I take what I said earlier. I think I might have a way to make this work in pure c / C ++, albeit in a very dirty way. You would need to pass a pointer to your functions ...
i.e. bool hello_world (std :: string and my_string, const std :: string * const my_string_ptr) {
bool hello_world (std :: string my_string, const std :: string * const my_string_ptr) {
if you tested
if (& my_string == my_string_ptr)
It would evaluate true if var was passed by reference, and false if it was passed by value .
Of course, doubling your variables in all of your functions is probably not worth it ...
Johannes is right ... not in pure C ++. But you CAN do it. The trick is to cheat. Use the built-in scripting language, such as perl, to find the source. Here's the perl built-in module:
http://perldoc.perl.org/perlembed.html
Pass it the name of the function, the name of the variable, and the location of the source, and then use the regular expression to find the variable and check its type. In fact, this may be the best solution for your code as a whole, if you always have a source.
I will post a function for this basic approach a bit ... you need to take care of some morning work! :)

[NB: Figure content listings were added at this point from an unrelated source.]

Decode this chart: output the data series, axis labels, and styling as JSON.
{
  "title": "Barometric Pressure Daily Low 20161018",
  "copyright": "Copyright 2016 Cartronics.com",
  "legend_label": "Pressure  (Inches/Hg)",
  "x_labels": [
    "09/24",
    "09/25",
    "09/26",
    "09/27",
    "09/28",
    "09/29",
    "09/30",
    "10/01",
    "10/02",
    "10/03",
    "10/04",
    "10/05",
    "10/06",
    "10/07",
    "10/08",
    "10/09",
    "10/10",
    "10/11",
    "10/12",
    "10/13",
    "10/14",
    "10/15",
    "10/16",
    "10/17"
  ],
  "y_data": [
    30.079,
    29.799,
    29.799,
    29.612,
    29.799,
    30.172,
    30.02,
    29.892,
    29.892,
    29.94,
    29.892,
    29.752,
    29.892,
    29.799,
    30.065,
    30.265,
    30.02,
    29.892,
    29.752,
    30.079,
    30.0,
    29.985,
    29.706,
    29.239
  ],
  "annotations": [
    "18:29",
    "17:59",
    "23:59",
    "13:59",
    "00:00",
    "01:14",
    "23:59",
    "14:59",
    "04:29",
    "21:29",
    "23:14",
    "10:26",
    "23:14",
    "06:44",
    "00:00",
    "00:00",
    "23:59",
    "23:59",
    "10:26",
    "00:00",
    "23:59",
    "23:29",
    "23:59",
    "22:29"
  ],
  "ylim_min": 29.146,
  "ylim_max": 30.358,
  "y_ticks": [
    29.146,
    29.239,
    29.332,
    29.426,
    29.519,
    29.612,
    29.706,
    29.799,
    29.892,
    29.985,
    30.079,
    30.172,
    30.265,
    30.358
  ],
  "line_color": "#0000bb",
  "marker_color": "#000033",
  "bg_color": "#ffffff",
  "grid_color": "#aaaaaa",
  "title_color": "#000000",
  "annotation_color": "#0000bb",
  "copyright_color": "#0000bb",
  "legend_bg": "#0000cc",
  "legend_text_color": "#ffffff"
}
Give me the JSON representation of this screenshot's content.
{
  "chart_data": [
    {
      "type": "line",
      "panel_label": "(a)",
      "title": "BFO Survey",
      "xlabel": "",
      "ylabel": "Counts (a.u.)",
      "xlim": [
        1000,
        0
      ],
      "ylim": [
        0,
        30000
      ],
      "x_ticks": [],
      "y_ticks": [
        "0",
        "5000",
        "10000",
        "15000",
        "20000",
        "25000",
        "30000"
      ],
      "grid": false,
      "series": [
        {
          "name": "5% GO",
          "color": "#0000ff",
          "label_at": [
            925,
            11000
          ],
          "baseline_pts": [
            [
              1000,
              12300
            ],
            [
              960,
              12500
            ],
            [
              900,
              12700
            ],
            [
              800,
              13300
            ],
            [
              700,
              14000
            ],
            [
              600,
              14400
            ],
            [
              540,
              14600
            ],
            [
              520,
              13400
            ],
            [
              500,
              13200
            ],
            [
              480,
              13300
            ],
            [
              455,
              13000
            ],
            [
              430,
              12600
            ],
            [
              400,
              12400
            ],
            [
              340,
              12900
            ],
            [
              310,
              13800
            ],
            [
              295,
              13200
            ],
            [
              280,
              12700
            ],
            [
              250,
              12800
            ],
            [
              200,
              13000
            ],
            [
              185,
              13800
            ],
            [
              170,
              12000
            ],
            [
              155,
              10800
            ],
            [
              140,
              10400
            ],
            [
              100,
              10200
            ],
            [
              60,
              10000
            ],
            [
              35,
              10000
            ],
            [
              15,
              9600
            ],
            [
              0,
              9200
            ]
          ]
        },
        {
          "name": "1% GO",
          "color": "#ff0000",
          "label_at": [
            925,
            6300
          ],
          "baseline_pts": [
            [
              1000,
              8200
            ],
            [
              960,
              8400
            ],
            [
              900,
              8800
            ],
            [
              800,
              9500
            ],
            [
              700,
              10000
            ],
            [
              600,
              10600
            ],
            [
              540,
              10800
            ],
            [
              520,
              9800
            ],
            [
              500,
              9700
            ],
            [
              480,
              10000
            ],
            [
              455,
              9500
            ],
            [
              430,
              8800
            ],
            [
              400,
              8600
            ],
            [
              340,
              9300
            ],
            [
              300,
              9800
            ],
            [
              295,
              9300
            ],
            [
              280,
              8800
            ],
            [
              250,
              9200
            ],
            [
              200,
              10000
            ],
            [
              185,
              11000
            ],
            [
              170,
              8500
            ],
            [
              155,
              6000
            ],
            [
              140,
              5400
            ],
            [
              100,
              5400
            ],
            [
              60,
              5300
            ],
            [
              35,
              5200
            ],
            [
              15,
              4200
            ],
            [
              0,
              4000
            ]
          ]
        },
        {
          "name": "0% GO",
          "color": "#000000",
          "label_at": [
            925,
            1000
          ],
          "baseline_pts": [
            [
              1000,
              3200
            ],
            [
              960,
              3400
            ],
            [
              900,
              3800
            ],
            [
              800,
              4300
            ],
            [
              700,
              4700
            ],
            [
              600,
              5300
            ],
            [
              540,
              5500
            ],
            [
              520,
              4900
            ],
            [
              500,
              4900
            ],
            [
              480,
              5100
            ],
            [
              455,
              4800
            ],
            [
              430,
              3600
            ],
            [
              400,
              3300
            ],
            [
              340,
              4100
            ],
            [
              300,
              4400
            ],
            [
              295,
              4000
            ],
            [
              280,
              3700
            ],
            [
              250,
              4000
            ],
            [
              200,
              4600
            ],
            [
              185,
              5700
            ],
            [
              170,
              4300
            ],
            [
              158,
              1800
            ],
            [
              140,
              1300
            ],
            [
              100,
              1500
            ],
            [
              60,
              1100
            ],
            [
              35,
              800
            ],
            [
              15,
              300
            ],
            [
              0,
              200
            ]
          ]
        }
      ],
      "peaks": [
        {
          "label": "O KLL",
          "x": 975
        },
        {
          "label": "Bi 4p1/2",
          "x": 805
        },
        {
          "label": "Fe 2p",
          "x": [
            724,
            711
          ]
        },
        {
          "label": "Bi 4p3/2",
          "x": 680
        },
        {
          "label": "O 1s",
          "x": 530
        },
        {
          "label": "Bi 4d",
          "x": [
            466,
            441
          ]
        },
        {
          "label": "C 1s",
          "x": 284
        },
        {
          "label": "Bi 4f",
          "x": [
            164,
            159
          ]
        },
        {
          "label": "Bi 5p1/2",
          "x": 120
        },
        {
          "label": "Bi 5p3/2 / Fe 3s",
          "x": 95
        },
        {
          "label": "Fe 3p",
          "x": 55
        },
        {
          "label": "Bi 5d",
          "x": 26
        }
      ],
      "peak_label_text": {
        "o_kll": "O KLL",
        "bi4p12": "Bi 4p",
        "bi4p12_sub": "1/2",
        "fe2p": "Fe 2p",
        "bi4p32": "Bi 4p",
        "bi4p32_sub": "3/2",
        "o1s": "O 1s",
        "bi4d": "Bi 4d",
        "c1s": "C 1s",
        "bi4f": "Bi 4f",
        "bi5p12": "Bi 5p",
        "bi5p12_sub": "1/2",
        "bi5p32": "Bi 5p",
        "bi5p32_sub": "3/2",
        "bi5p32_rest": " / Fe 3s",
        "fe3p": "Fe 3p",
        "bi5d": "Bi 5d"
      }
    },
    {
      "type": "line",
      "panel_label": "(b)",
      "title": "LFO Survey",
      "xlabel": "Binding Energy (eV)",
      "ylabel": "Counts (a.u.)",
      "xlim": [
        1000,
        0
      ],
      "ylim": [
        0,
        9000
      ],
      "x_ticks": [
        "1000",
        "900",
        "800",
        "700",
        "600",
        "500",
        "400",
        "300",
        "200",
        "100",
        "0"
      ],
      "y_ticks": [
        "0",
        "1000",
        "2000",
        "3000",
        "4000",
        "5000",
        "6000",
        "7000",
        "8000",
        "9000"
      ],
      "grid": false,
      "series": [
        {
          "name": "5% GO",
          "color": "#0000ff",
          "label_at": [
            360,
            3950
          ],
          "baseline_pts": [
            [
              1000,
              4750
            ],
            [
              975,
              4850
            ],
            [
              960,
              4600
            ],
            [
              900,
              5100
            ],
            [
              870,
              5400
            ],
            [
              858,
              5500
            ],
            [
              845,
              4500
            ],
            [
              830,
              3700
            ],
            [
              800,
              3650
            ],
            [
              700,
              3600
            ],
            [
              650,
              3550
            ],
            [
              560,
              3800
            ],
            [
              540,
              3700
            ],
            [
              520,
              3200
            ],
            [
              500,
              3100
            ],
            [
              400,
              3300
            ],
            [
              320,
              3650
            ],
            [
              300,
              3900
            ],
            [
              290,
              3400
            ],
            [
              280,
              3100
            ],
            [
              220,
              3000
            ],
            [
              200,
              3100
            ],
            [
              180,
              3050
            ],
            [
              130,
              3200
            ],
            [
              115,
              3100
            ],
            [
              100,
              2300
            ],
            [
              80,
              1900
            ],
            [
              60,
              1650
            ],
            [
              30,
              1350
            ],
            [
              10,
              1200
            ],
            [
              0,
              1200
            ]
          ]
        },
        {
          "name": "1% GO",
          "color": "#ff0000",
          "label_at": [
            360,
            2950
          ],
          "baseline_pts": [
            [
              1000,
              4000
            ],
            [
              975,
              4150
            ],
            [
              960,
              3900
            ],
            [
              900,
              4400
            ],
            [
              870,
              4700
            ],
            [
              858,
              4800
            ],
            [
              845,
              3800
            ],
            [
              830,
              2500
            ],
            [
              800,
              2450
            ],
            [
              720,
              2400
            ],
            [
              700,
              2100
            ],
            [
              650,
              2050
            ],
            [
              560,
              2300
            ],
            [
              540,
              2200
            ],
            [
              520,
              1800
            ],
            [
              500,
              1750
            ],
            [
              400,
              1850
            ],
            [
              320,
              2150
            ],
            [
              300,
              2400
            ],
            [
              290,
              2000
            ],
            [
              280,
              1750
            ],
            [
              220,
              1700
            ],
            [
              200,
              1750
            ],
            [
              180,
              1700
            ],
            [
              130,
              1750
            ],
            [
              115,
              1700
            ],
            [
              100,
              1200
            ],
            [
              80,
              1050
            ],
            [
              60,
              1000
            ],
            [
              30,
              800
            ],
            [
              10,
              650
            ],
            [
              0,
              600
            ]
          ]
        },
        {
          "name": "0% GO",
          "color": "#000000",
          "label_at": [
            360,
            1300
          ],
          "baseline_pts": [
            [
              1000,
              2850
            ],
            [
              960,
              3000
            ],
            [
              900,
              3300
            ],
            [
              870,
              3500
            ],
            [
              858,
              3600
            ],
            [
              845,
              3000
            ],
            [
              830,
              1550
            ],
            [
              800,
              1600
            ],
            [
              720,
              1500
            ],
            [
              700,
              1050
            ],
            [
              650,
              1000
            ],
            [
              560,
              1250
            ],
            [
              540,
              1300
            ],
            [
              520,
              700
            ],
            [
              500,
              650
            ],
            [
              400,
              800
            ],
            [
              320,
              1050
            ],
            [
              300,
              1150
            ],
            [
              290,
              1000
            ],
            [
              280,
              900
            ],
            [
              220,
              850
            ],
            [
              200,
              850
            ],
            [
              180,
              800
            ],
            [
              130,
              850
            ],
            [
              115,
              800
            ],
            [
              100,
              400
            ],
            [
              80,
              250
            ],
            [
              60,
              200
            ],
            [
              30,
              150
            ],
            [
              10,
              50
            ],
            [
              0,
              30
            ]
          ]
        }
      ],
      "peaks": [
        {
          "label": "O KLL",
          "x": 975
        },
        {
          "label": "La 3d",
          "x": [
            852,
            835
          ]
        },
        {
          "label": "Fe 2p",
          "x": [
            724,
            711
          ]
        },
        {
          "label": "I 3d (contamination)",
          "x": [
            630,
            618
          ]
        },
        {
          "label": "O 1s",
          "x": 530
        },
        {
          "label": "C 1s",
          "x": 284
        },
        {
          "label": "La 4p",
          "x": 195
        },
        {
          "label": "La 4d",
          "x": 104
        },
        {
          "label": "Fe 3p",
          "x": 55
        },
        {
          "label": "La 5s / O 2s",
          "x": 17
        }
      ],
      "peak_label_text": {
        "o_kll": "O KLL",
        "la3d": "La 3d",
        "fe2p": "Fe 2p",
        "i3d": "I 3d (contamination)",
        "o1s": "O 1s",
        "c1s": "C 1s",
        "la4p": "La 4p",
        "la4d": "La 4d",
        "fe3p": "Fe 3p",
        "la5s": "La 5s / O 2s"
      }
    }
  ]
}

Even if you do not want to distribute the source, you can create some kind of packed function data file / var, which you could parse through @runtime and get an equivalent result.
Change 1
For example, using the # I32 match(SV *string, char *pattern) function in the Perl Embed tutorial, you can do something like:
bool is_reference(const char * source_loc, const char * function_name, const char * variable_name) { std::ifstream my_reader; char my_string[256]; SV * perl_line_contents; bool ret_val = false; char my_pattern [400]=strcat("m/.*",function_name); my_pattern=strcat(my_pattern, ".*[,\s\t]*"); my_pattern=strcat(my_pattern, variable_name); my_pattern=strcat(my_pattern, "[\s\t]*[\(,].*$"); my_reader.open(source_loc.c_str()); while (!my_reader.eof()) { my_reader.getline(my_string,256); sv_setpv(perl_line_contents,my_string); if(match(perl_line_contents,my_pattern)) { ret_val= true; } } return ret_val; }
... there are ... two ways to do this (see update above).